Back to the board

Senior Director of Platform Engineering

100% remote Flexible hours Hiring now

DeepSee delivers an open and flexible agentic platform to accelerate AI adoption for financial services in reputed company, middle, and back-office operations. Our cloud-based platform seamlessly integrates with existing bank architectures, whether they're just starting their AI transformation journey or looking to enhance existing in-house capabilities with Agentic AI solutions. With DeepSee's pre-trained & pre-configured agents, banking and capital markets firms can automate and orchestrate manual, repetitive tasks-freeing domain experts for strategic work, reducing risk, and streamlining operations to drive greater efficiency. We are looking for a Senior Director of Platform Engineering to reputed company our backend, frontend, infrastructure, and MLOps/DevOps/CICD teams. You'll scale our Kubernetes platform across AKS, EKS, and on-prem, ensure high availability and performance, and evolve our agentic AI and MCP-based integrations for bank-grade reliability. You'll partner tightly with the Chief Architect and our Product team to deliver a secure, observable, auditable platform for regulated clients.

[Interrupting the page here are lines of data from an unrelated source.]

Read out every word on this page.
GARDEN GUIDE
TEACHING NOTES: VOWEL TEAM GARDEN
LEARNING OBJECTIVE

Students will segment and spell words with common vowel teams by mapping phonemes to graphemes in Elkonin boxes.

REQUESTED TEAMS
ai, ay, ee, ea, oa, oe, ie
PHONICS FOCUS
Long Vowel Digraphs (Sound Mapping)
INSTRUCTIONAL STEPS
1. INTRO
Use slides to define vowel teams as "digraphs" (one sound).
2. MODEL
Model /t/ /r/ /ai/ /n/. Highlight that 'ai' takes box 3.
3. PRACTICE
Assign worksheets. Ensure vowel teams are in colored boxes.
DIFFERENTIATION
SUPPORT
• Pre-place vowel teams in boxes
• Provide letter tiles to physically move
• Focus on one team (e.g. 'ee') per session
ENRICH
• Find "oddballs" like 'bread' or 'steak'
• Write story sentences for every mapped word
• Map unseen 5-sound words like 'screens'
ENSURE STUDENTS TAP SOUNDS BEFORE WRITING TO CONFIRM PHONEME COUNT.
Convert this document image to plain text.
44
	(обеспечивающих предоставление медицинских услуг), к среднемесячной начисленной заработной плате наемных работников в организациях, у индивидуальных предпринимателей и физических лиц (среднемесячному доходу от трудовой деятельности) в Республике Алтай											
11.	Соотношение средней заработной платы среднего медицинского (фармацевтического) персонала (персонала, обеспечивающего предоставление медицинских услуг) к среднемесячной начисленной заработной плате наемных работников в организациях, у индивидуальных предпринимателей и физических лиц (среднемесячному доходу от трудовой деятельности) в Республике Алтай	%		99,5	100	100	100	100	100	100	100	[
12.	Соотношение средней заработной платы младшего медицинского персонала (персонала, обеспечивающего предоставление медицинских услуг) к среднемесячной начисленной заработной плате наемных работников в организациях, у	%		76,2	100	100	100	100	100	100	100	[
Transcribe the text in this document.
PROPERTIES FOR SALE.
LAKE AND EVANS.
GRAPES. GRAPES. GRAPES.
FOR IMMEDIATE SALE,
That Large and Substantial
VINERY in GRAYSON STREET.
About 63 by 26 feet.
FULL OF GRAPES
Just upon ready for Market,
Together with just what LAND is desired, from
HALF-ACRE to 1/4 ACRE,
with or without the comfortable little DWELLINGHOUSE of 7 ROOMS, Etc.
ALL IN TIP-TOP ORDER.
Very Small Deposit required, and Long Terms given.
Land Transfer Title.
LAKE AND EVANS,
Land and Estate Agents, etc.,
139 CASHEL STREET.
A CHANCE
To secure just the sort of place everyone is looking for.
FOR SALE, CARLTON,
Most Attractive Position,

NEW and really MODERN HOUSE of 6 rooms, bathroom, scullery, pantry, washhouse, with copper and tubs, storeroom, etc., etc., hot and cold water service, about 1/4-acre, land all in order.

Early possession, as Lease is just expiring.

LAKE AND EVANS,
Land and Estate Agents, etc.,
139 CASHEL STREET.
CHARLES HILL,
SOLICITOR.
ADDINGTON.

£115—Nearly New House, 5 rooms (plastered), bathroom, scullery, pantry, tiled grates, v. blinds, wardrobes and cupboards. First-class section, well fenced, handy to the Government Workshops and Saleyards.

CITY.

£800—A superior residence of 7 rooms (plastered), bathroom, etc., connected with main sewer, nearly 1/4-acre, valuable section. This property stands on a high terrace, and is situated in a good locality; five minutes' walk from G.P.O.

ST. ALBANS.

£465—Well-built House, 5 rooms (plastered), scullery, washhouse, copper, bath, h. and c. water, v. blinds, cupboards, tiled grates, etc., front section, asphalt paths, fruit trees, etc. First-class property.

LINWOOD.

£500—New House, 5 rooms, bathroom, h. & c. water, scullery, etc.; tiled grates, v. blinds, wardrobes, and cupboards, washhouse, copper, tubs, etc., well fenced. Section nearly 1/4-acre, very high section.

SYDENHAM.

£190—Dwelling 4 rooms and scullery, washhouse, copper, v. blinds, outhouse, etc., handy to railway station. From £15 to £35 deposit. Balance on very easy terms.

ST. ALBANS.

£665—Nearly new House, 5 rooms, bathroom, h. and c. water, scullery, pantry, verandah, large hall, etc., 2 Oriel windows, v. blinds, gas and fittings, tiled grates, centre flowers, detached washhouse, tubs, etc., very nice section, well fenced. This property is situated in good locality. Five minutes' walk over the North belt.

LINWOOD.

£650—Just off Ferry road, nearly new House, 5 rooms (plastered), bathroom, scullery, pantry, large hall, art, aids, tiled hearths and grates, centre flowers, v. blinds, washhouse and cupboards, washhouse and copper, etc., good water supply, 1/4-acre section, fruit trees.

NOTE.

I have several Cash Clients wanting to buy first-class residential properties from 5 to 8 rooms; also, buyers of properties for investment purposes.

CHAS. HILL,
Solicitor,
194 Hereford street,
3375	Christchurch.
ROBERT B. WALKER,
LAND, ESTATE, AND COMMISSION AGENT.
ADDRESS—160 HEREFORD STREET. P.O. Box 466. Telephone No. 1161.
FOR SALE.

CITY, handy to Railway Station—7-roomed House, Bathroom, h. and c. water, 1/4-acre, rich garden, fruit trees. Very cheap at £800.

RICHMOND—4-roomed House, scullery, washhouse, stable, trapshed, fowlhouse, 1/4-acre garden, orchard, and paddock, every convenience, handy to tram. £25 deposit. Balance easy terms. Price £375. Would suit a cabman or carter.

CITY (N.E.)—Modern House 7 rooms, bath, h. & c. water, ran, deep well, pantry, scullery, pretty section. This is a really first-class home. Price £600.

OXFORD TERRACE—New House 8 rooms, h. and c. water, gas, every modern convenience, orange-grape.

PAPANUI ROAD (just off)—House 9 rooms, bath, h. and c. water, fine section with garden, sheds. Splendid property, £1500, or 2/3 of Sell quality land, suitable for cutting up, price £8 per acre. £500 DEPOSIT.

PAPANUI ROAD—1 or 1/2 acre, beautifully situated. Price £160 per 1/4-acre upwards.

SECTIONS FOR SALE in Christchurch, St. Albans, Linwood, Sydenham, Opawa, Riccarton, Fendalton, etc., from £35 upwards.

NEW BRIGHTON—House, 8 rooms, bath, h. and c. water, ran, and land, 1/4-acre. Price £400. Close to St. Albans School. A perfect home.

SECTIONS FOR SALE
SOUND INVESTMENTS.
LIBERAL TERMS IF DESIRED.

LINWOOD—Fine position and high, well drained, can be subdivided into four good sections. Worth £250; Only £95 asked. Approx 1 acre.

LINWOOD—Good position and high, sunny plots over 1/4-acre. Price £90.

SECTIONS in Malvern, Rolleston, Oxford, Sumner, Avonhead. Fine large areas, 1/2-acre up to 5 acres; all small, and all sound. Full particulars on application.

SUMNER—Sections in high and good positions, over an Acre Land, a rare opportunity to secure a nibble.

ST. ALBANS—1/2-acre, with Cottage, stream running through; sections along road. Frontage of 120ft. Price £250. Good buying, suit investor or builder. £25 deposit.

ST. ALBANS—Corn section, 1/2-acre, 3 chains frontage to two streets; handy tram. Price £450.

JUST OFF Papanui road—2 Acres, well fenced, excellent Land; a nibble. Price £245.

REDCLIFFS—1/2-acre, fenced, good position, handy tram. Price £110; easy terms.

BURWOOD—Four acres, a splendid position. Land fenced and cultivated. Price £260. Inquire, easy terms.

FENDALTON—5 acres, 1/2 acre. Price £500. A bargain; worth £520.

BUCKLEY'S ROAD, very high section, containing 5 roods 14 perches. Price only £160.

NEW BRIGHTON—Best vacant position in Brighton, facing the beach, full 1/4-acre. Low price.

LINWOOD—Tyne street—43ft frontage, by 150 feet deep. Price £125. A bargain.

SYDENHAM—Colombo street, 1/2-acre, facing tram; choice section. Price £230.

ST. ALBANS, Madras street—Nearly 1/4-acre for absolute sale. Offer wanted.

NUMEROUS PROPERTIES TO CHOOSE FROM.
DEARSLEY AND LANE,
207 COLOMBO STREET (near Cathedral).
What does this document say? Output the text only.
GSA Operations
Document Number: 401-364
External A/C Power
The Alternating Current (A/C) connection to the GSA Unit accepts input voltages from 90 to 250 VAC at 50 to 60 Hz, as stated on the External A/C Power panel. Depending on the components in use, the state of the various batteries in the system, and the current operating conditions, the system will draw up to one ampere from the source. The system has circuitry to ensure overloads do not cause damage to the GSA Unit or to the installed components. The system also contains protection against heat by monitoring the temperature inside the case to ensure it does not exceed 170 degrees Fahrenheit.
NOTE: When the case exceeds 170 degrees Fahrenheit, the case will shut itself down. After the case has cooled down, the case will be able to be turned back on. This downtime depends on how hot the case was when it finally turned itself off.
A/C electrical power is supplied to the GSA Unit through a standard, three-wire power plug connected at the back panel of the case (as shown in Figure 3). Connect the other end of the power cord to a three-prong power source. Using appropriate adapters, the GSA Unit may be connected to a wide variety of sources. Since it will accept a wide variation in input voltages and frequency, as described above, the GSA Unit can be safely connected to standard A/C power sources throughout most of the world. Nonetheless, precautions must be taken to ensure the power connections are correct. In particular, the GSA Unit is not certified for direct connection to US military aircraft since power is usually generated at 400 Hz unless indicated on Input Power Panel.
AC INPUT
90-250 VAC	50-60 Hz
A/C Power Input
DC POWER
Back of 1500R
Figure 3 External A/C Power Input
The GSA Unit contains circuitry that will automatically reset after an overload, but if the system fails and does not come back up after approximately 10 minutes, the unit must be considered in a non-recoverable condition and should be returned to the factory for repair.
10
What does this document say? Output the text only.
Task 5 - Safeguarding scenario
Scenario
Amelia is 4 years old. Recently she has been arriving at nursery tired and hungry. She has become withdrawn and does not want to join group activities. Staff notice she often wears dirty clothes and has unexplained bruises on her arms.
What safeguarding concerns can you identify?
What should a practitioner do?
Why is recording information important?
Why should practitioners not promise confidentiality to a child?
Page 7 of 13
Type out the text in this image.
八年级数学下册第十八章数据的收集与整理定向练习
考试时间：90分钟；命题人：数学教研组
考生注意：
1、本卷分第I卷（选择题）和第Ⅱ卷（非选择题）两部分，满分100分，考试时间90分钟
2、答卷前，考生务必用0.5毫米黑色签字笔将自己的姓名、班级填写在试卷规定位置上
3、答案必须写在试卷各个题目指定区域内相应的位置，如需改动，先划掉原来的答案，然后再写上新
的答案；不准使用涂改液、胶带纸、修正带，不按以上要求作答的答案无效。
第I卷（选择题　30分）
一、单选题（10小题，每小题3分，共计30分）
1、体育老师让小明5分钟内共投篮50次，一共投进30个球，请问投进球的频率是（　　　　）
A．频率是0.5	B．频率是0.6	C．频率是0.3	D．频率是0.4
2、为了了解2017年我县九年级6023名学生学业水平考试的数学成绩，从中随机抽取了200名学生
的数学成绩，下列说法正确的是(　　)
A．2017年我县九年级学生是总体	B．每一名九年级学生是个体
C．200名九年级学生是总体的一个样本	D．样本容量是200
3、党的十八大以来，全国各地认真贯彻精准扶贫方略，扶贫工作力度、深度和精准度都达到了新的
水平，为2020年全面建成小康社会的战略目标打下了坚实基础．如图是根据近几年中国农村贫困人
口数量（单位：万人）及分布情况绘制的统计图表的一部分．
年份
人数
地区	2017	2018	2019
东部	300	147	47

Job Responsibilities:

  • Own and drive the platform roadmap and strategy for multi-cloud/on-prem Kubernetes (AKS, EKS, vanilla K8s), compute, data, networking, ML serving, and high availability/performance.
  • reputed company, build, and reputed company multiple teams (Backend, Frontend, Infrastructure, MLOps/DevOps), including leadership, career reputed company, and operational rhythms.
  • Scale Kubernetes reliably: reputed company planning, autoscaling (HPA/VPA/Cluster Autoscaler/KEDA), cost controls for mixed CPU/GPU workloads.
  • Advance and mature GitOps, IaC, and observability practices (Argo CD, Terraform, Helm, OpenTelemetry, reputed company, Prometheus), including rollout strategies, standardization, monitoring, incident response, and post-mortems.
  • Advance MLOps for LLMs/SLMs/ML/DL (KServe, MLflow pipelines, model governance, inference patterns, GPU scheduling, canary rollouts).
  • Evolve and operate eventing and stateful architecture at scale (Kafka/ZooKeeper/KRaft, reputed company, S3/Blob, protobuf, schema evolution/versioning, resilient data planes).
  • Directly contribute technically reputed company coding, reviews, and debugging distributed systems.
  • Partner closely with Chief Architect, Principal AI, Product, and other leads to deliver secure, observable, auditable, regulated banking solutions, supporting agentic AI and workflow automation.

Must Haves:

  • Significant leadership experience: 10 years on distributed platforms and 5 years leading multi-disciplinary platform teams.
  • Deep, hands-on Kubernetes expertise (networking, reputed company, tenancy, upgrades; AKS/EKS operations).
  • Proven hands-on expertise with GitOps, IaC, change management, rollout safety, and production observability (Argo CD, Terraform, Helm, OpenTelemetry, reputed company/Prometheus, SLOs/on-call).
  • Advanced MLOps experience (KServe, MLflow, model registry/governance, GPU scheduling, cost tuning, canary rollouts, safe rollouts).
  • Experience with designing/operating event streaming, stateful data, and resilient architecture at scale (Kafka/ZooKeeper/KRaft, reputed company, S3/Blob, protobuf, schema/versioning).
  • Deep proficiency in core languages (Java, Python, Go), cloud SDKs, and strong architectural communication to executive-level and clients.
  • Regulated FinServ experience (SOC 2/ISO 27001, SR 11-7, SEC/FINRA, model governance, OpenTelemetry, trace-driven perf, KServe ModelMesh or similar tools).

reputed company to Haves:

  • Hands-on skills with most listed technologies: Kubernetes (vanilla, AKS, EKS), reputed company, Argo CD, Helm, Terraform, Kafka/ZooKeeper/KRaft, KServe, MLflow, OpenTelemetry, reputed company, Prometheus, protobuf, HPA, VPA, Karpenter or Cluster Autoscaler, LightRAG, Milvus, reputed company, S3/Blob, reputed company, Airflow/dbt, Java, Python, Go.
  • Experience working alongside a variety of engineering leaders and principal engineers (Chief Architect, CISO, Principal Knowledge Graph Engineer, reputed company, reputed company BE, Principal FE, Product).
  • Platform-as-a-product advocacy and developer experience focus, CNCF platform engineering guidance.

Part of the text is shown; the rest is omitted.